El ayuntamiento vizcaíno instala baldosas capaces de atrapar el CO2
Bilbao se ha convertido en la primera ciudad española en instalar baldosas ecológicas. Su apariencia es similar a las tradicionales pero cuentan con un aditivo que permite absorber CO2. Este elemento innovador es el GeoSilex que es capaz de limpiar hasta 5.000 m3 de aire. El sistema se basa en que este elemento, aplicado a la baldosa (hidróxido de carbono), al entrar en contacto con el CO2 se convierte en piedra caliza.
Se trata de un producto patentado en mayo de 2010 por la empresa zamorana Trenzametal, que ha contado para su desarrollo con la colaboración de la Universidad de Granada. El GeoSilex se añade a la composición de la baldosa, una mezcla de cemento, áridos y agua. Cómo se integra en la totalidad de la masa, actúa desde el primer momento independientemente de las condiciones meteorológicas. El principio activo es hidróxido de calcio. Al entrar en contacto con el CO2 -que pesa más que el aire y tiende a concentrarse cerca del suelo- se endurece y se convierte en piedra caliza. Capa por capa, a medida que el dióxido de carbono penetra por los poros, la loseta se va petrificando y aumenta de peso, aunque no de volumen. Su vida útil será de entre 12 y 15 años, similar a la de las aceras convencionales.
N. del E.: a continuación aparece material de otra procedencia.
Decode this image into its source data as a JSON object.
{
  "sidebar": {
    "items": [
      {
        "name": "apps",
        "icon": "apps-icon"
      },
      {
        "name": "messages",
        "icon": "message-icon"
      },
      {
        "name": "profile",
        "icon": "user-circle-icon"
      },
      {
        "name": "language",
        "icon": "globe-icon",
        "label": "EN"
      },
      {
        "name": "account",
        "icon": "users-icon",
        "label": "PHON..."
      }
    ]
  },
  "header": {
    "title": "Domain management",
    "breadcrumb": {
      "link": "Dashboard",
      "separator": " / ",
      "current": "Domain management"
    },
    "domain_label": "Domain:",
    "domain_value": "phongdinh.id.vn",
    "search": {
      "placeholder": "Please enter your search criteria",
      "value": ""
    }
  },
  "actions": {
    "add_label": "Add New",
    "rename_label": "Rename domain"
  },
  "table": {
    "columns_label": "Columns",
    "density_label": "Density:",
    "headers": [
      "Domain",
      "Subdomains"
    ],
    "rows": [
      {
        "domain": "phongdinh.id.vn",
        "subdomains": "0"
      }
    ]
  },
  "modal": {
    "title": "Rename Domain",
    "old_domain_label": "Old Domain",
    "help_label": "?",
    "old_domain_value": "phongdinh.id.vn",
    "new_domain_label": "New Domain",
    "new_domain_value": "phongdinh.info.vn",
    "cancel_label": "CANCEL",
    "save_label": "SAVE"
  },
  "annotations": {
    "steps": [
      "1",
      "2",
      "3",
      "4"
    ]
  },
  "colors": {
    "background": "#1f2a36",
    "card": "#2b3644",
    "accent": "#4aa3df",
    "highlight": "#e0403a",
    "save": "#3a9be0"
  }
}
Primicia del uso en exclusiva de este producto
Este producto se ha colocado en Bilbao por primera vez ya que la empresa que lo ha patentado tiene un acuerdo en exclusiva con UGP (United Global Pavings), compañía que fabrica, entre otros pavimentos, esta baldosa. Por eso y por el “especial interés que ha demostrado en los pavimentos sostenibles” ha ofrecido al Ayuntamiento de la capital vizcaína la primicia en el uso de este producto. Se ha colocado en zonas como la calle Lutxana o en el puente del Ayuntamiento.
La nueva baldosa ecológica es el resultado de “dos años de investigación”, recuerda Miguel Bermejo, de Trenzametal. Buscaban la forma de captar CO2 “con un coste medioambiental cero”, a partir de un material que no consuma energía en su fabricación ni provoque emisiones de dióxido de carbono. Lo encontraron en el hidróxido de calcio, un residuo industrial que normalmente acaba en los vertederos, y del que han conseguido eliminar las impurezas.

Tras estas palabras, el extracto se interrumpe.